A simple way to think about it:
- The teacher already knows how to solve the task well
- The student learns by copying the outputs from the teacher
Unlike quantization, which reduces the precision of existing weights, distillation produces an entirely new model. The two techniques are complementary. A distilled model can also be quantized for further efficiency.
DeepSeek-R1 (671B parameters) is a good example of what distillation enables. Researchers used it to transfer reasoning ability into smaller models, including 1.5B, 7B, 8B, 14B, 32B, and 70B variants. They reason in a style similar to the teacher, at a fraction of the inference cost.
How distillation works
Standard training teaches a model using hard labels: the correct answer for a given input.
Distillation instead trains the student on the teacher's soft labels, which are the full probability distribution over possible next tokens.
These soft labels contain richer information than a single correct answer. For example, if a teacher assigns 40% probability to "car" and 30% to "vehicle", the student learns not just the answer, but also which alternatives are plausible and how confident the teacher is. This helps the student generalize better.
The student is typically trained using a combination of:
- Distillation loss: Measures how closely the student matches the output distribution of the teacher.
- Cross-entropy loss: Standard next-token prediction on labeled data.
These objectives are combined to balance knowledge transfer and task performance.
Types of distillation
Response distillation
The student is trained to match the output token probabilities of the teacher. This is the most common form because it only requires access to the teacher's outputs. It scales well and is widely used to produce smaller, general-purpose models.
Feature distillation
The student is trained to mimic the intermediate representations: hidden states, attention patterns, or layer activations. This requires access to the internals of the teacher and is more expensive to implement, but can produce better knowledge transfer for architecturally similar models.
Chain-of-thought distillation
The teacher generates full reasoning traces, namely step-by-step solutions to problems, and the student is fine-tuned on those traces. This is how DeepSeek-R1 distilled variants were created. It has significantly improved the reasoning ability of smaller models, especially for tasks like math, coding, and logical problem solving.
When to use distillation
Distillation is a good choice if:
- You need a smaller, faster model for latency-sensitive or resource-constrained deployments.
- A quantized version of a large model still exceeds your VRAM or latency budget.
- You have access to a strong teacher model and can afford the training cost.
- You want to transfer a specific capability (such as reasoning or coding) into a smaller model.
Distillation may not be the right choice if:
- The capability gap between the student and teacher is too large for the student architecture to absorb.
- You don't have the compute to run the teacher model at inference time during training.
- A quantized or fine-tuned version of an existing model already meets your requirements.
- You need maximum possible accuracy.
Not all models can be distilled. Some licenses prohibit using model outputs to train other models.
How distillation impacts inference
Distillation happens during training, but the benefits show up during inference.

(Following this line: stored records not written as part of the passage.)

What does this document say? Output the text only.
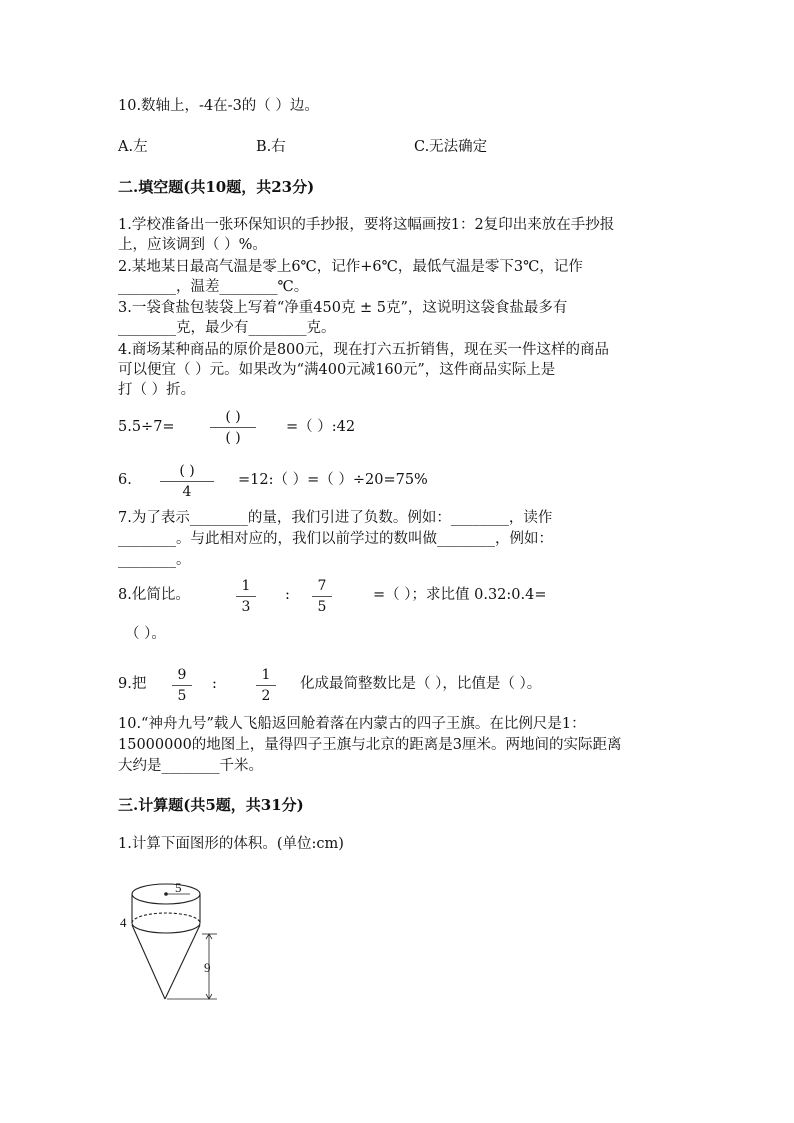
10.数轴上，-4在-3的（ ）边。
A.左	B.右	C.无法确定
二.填空题(共10题，共23分)
1.学校准备出一张环保知识的手抄报，要将这幅画按1：2复印出来放在手抄报
上，应该调到（ ）%。
2.某地某日最高气温是零上6℃，记作+6℃，最低气温是零下3℃，记作
________，温差________℃。
3.一袋食盐包装袋上写着“净重450克 ± 5克”，这说明这袋食盐最多有
________克，最少有________克。
4.商场某种商品的原价是800元，现在打六五折销售，现在买一件这样的商品
可以便宜（ ）元。如果改为“满400元减160元”，这件商品实际上是
打（ ）折。
5.5÷7=
( )
( )
=（ ）:42
6.
( )
4
=12:（ ）=（ ）÷20=75%
7.为了表示________的量，我们引进了负数。例如：________，读作
________。与此相对应的，我们以前学过的数叫做________，例如：
________。
8.化简比。
1
3
:
7
5
=（ ）；求比值 0.32:0.4=
（ ）。
9.把
9
5
:
1
2
化成最简整数比是（ ），比值是（ ）。
10.“神舟九号”载人飞船返回舱着落在内蒙古的四子王旗。在比例尺是1：
15000000的地图上，量得四子王旗与北京的距离是3厘米。两地间的实际距离
大约是________千米。
三.计算题(共5题，共31分)
1.计算下面图形的体积。(单位:cm)
5
4
9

By creating a smaller model, it directly improves serving efficiency:
- Lower latency: Faster token generation
- Lower memory usage: Requires less GPU memory
- Higher throughput: More requests can run in parallel on the same hardware
- Lower cost: Less compute required per request
In other words, distillation reduces the baseline cost of inference before any runtime optimizations are applied.
You can think of it this way:
- Distillation makes the model smaller
- Quantization makes the model lighter
- Inference optimizations (like prefix caching) make serving more efficient
You can combine these techniques in you inference systems: Large model → Distill → Smaller model → Quantize (if needed) → Optimize serving → Deploy
FAQs
What are the main challenges of distillation?
Distillation can be effective, but it has the following trade-offs:
- Requires additional training compute
- Depends on the quality of the teacher model
- May lose performance on complex tasks
- Requires careful data generation and filtering
Therefore, many teams start with quantization and only use distillation when needed.
What is the difference between distillation and quantization?
Here is a side-by-side comparison:
| Distillation | Quantization | |
|---|---|---|
| What it changes | Trains a new, smaller model | Reduces precision of an existing model |
| Output | A different model (student) | Same model, lower precision weights |
| When it happens | During training | After training |
| Compute required | High, requires training | Low, can be applied quickly |
| Impact on size | Reduces number of parameters | Reduces memory per parameter |
| Ease of use | More complex | Easier to apply |
| Typical use case | Build smaller production models | Optimize existing models for deployment |